Dreadlands by Blackfox Studio
Dreadlands is a turn-based tactics game and will be immediately recognizable to fans of XCOM. This under-saturated genre is always in need of more entries, so it’s delightful to see a developer tackle it with a slightly different approach.
Set in a post-apocalyptic world of gangs, fallout and endless strife, Dreadlands provides an alternative to the high-tech aesthetic of the franchise from which it draws much of its inspiration. The game is still in Early Access, so there are many missing features and a few rough edges, but what is already here is definitely interesting.
Jump in to Gang Warfare
I found it easy to get to grips with Dreadlands thanks to its familiar interface, but the game makes sure to provide some basic starter tips to keep things friendly for new players.

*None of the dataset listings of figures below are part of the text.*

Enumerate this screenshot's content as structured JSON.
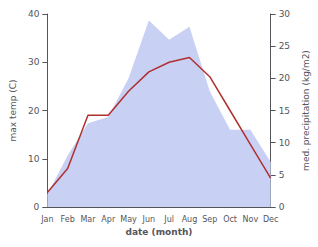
{
  "chart_data": {
    "type": "line",
    "xlabel": "date (month)",
    "ylabel": "max temp (C)",
    "y2label": "med. precipitation (kg/m2)",
    "categories": [
      "Jan",
      "Feb",
      "Mar",
      "Apr",
      "May",
      "Jun",
      "Jul",
      "Aug",
      "Sep",
      "Oct",
      "Nov",
      "Dec"
    ],
    "series": [
      {
        "type": "area",
        "color": "#c8d0f4",
        "axis": "y2",
        "values": [
          2,
          8,
          13,
          14,
          20,
          29,
          26,
          28,
          18,
          12,
          12,
          7
        ]
      },
      {
        "type": "line",
        "color": "#b03030",
        "values": [
          3,
          8,
          19,
          19,
          24,
          28,
          30,
          31,
          27,
          20,
          13,
          6
        ]
      }
    ],
    "ylim": [
      0,
      40
    ],
    "yticks": [
      0,
      10,
      20,
      30,
      40
    ],
    "y2lim": [
      0,
      30
    ],
    "y2ticks": [
      0,
      5,
      10,
      15,
      20,
      25,
      30
    ],
    "grid": false
  }
}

The most important early decision to make is which gang to lead. Three gangs are planned, but one is currently unavailable (with release planned soon). The two gangs up for grabs at the moment include the Druidic Tribe-kin and the more conventional Scrappers. The former have animal pets for melee superiority and hunters with rifles for long-range options, while the latter specialize in traps and cobbled-together tech.
Naturally (pun intended), the option to lead a group of Druidic warriors with massive bears for sidekicks was impossible to turn down, so Tribe-kin it was! Each gang has its own introduction with a unique mini-campaign designed to set up the unique world-view of the group.
The Tribe-kin are a fractured gang that partake of various substances of uncertain origin whilst mixing their love of nature with a talent for wielding rifles. Their introduction involves providing various services for their spiritual leaders, often involving interacting with usually hostile Tribe-kin rivals.
An overworld map serves as the backdrop for most of the macro-level decisions and storytelling. A base camp can be visited to purchase resources, upgrade or customize troops and to pick up missions. I found it particularly important to stock up on ammo between missions. Bandages are another crucial tool for keeping units in the game during tougher jobs.
Tactics And Bears
Exploring the overworld can lead to random encounters with other gangs, and there are plenty of hostile areas dotted around the map, many of which are labeled as a high-level threat. It’s always fun to walk past late-game dangers early on in a campaign.
The combat missions are very familiar if you’ve ever played XCOM, with a few noteworthy differences. Long-range sniping and cautious play are less prevalent whilst melee is a more viable tactic. Despite my preference for deploying hunters with their rifles, they were often less effective than sending in a furious bear to sort things out. Thankfully, the latter method is at least as enjoyable.
The action is supplemented and sometimes given a twist through the addition of “tactics cards.” These allow for a variety of curve-balls, such as laying hidden traps for enemies or providing an additional action for your characters. Some can throw in more insidious tricks like jamming enemy weapons. Tactics cards help to keep things fresh and tend to provide unexpected surprises in missions.
A Brighter, More Colorful Apocalypse
I found the visuals of Dreadlands to be a mixed bag. The game’s art is superb, and the chosen aesthetic is a great attempt to add some flare to the usually drab post-apocalyptic style. There is more than a little Borderlands to be found in the recipe, here.
The music, too, is atmospheric and on point- providing a tense and absorbing backdrop for the action and story. The incomplete nature of the game, however, means that there are a lot of rough edges at the moment, and some menus overlap with other GUI elements. Hopefully, this will be dealt with in time, as the design philosophy is otherwise very appealing.
Dreadlands is an interesting take on a genre that was in need of more love. The foundations here are strong; the gangs provide varied and enjoyable gameplay that is further diversified through the many tactics cards that can be used during combat. The personality of each gang is also punchy, something that is backed up through the colorful aesthetics of the game. There are a few little issues here and there, but most of these come down to the early stage of development.
Dreadlands is definitely a title to keep an eye on for fans of strategy and post-apocalyptic punk-Druids.
Dreadlands is available in Early Access via Steam.